We followed the procedure from The Illustrated Guide to Home Biology Experiments for this, using beef liver from the local butcher shop. The process included a lot of excellent practice in making and staining slides (I still have not mastered the method of drawing stain underneath a slide cover using the corner of a paper towel) and using the microscope at different magnifications. The kids are still a little uncertain when they handle the microscope, mostly, I think, because they know how expensive and delicate it is, but after helping them run through this procedure, I feel like an old pro!

Look, everyone! Beef liver!

Syd, as you can tell, did not love mashing beef liver in a ceramic egg cup:

The coolest part of this procedure--though it's also tedious, I'll be honest--is determining the correct amount of sodium dodecyl sulfate to add to the strained beef and saline solution. The kids had to add a specific amount of sodium dodecyl sulfate to the strained beef and saline solution, make and stain a slide of that solution, and then observe it under the microscope, and then do it again. And again. And again. And again.

Worth it, though, when you finally hit the sweet spot and the cell membrane breaks down. Syd described it this way: "The cells all exploded!" Indeed, it was pretty cool!

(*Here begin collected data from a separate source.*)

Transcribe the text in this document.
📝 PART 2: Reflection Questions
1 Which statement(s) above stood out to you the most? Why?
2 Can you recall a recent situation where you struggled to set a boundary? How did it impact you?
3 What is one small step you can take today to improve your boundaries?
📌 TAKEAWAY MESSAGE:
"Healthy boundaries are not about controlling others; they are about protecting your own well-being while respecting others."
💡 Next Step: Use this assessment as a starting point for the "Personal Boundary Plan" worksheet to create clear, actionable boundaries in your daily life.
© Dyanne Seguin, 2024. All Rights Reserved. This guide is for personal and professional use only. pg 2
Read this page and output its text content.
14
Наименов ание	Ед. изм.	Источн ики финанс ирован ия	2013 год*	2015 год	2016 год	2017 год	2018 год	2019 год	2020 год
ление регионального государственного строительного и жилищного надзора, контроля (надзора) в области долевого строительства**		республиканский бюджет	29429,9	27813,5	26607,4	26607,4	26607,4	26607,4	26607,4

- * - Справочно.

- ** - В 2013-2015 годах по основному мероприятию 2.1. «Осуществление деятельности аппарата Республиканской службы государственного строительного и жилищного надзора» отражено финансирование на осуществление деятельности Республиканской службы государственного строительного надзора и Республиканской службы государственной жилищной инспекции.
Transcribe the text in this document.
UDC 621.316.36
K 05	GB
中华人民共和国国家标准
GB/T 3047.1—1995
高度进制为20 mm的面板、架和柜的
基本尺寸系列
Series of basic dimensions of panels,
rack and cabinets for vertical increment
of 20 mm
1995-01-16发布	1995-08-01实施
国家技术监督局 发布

When the cells have "all exploded" you can gently and carefully introduce the chilled isopropanol into the solution--
Here you see beef liver and saline solution in several states--the one on the left has isopropanol introduced.
 --and you can see with your naked eyes when the DNA has precipitated out. Remind the kids of all the experimenting that you did with liquid density!

As a final step you can extract the DNA from this, make and stain a slide, and observe it under the microscope.

I won't tell you what it looks like, but it was so cool--in fact, everything under the microscope in this procedure was so cool!--that I spent a hundred bucks of my homeschool budget on a digital camera/video camera that's made to go with our microscope.